President Boris Tadic, who leads the fragile ruling pro-EU coalition, earlier hoped not only that the Commission, the EU's executive, would recommend Serbia's promotion to a membership candidate and set a date for the start of accession talks.
But as tensions stemming from the secession of the mostly Albanian Kosovo from Serbia erupted into violence in July, German Chancellor Angela Merkel warned Serbia that it must come to terms with Kosovo and stop meddling in it if it wants to join the EU.
A dialogue with Kosovo on 'real-life issues' that Serbia agreed to begin with Kosovo under EU auspices in March faltered in July and were resumed in September, but tensions remain high as Serbs who dominate northern Kosovo continue to resist the authority of Pristina.
Van Rompuy urged Serbia and Kosovo to continue the talks and show the will to compromise. 'These recent events showed how important an honest and substantial dialogue is,' he said.
Addressing the conference, Tadic said that Serbia 'seeks no shortcuts' to EU membership, but also that it does not want conditions that are different from those laid out for other prospective members.
He reiterated that Serbia would continue implementing reforms required by the EU, but also that it will not only continue refusing to recognize Kosovo, but also that it will not stop supporting Kosovo Serbs and their institutions of parallel authority.
'It is completely unrealistic to expect of Belgrade to accept the cancelation of (Serb) institutions in the north of the province,' he said.
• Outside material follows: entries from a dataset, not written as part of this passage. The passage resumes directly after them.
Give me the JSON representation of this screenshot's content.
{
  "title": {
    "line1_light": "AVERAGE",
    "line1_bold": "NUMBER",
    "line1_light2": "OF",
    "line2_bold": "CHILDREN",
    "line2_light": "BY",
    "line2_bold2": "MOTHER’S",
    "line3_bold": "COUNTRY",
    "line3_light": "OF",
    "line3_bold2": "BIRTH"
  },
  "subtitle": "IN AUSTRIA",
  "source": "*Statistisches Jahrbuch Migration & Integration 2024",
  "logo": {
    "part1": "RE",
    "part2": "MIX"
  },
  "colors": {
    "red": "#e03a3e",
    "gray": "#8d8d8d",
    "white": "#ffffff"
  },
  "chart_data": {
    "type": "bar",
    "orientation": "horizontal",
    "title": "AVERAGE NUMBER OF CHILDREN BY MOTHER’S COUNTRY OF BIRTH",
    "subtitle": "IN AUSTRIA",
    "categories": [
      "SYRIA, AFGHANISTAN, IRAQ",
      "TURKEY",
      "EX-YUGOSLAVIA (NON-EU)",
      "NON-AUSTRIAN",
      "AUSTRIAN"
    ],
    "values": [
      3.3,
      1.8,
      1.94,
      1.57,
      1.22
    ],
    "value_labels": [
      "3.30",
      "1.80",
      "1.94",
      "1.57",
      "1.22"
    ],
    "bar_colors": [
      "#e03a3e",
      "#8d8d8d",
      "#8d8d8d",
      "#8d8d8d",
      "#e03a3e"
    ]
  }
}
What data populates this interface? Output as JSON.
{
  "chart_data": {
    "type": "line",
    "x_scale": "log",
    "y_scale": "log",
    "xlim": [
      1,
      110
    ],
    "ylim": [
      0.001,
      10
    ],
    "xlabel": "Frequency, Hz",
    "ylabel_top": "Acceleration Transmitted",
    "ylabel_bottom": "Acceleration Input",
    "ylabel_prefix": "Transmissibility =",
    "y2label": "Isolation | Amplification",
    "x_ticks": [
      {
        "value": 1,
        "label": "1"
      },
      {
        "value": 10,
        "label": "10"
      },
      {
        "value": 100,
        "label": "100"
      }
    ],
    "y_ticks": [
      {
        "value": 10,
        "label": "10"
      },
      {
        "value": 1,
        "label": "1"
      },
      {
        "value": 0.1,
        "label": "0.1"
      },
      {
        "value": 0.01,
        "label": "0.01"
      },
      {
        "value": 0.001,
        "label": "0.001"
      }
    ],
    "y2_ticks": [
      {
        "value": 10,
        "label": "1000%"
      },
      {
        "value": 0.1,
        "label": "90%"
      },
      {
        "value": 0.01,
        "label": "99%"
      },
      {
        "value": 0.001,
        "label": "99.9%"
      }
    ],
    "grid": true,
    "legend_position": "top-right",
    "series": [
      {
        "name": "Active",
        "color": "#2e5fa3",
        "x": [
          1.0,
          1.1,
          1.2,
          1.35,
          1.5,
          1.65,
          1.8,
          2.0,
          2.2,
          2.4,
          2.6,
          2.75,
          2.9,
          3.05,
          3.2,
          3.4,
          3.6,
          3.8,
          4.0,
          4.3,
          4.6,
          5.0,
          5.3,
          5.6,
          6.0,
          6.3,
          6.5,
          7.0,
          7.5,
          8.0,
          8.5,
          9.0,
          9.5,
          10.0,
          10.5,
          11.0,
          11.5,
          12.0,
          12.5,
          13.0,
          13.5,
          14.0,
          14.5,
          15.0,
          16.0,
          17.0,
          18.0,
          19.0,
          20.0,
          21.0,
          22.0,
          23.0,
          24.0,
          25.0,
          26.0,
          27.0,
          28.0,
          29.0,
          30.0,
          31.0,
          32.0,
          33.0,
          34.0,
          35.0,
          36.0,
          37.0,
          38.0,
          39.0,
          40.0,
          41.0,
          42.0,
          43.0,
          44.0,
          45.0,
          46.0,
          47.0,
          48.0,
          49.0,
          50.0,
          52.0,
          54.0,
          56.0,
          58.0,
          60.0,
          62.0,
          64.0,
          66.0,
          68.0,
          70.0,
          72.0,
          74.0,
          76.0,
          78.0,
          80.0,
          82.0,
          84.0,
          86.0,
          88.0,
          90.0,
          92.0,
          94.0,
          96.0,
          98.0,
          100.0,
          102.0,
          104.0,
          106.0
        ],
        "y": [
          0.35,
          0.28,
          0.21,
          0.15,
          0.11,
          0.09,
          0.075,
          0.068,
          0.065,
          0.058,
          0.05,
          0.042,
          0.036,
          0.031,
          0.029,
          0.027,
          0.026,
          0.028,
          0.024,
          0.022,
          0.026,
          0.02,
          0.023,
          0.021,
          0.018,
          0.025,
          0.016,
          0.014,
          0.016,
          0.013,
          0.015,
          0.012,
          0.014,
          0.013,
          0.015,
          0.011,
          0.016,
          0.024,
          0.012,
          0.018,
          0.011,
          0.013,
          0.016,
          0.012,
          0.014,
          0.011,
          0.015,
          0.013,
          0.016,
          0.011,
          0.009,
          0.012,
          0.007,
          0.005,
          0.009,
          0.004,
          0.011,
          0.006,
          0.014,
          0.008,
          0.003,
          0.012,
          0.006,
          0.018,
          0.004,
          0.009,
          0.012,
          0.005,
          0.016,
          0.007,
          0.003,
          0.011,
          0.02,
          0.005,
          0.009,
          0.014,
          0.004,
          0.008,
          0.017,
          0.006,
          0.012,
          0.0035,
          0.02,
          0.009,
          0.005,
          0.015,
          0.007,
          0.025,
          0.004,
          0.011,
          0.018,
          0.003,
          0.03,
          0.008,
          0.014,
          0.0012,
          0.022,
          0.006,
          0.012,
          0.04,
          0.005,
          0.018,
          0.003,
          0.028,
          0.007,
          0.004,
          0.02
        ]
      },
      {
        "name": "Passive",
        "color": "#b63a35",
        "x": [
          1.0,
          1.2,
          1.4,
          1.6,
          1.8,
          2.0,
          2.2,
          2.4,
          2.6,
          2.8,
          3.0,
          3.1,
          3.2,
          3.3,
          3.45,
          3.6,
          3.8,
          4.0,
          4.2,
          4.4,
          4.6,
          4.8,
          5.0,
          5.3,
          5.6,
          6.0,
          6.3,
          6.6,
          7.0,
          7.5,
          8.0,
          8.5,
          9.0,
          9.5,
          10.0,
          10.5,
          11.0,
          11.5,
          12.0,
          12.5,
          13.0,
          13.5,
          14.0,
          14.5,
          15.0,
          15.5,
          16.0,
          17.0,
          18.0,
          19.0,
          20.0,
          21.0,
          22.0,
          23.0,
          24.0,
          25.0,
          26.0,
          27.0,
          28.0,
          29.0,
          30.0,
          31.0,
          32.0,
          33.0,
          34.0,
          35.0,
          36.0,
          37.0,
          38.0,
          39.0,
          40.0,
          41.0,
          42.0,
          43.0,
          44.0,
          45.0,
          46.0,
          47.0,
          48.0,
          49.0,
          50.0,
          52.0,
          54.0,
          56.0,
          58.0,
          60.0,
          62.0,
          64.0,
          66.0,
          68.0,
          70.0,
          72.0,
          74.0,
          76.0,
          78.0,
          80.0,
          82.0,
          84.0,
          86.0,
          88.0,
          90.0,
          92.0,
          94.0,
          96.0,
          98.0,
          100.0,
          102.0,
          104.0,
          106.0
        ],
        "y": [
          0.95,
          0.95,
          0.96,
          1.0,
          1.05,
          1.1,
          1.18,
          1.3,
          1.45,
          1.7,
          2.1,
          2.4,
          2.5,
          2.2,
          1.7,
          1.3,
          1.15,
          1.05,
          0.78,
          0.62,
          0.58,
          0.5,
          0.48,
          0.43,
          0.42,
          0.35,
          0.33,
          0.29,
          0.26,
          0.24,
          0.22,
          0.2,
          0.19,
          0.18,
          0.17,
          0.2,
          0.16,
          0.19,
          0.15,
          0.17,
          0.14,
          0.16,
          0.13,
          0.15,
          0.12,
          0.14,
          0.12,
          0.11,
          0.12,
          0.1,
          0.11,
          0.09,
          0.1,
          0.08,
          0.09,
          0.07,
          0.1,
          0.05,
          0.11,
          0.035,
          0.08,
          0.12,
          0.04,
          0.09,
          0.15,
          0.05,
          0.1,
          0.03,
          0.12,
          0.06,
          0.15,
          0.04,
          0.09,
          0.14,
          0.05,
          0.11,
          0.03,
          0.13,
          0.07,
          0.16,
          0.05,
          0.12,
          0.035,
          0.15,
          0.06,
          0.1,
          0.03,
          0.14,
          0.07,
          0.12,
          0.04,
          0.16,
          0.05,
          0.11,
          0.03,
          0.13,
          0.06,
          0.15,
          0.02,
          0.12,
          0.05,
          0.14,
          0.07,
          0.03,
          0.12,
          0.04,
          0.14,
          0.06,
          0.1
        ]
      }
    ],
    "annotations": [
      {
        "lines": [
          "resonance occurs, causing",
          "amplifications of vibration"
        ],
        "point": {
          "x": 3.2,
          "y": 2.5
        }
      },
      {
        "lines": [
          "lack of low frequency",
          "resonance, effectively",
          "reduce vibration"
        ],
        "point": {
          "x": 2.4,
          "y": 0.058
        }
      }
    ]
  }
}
Kosovo split from Serbia in 2008 and was quickly recognized by the big western powers, 22 out of the 27 EU nations and all countries in the region apart from Greece and Romania, but Belgrade officials still speak of it as of Serbian soil and refer to it as a province.
Heading toward regular elections in the spring of 2012, Tadic's camp has come under increased pressure from the nationalists hostile to the West, who interpreted Merkel's demand for the resolution of Serbia's issues with Kosovo as an ultimatum to recognize it.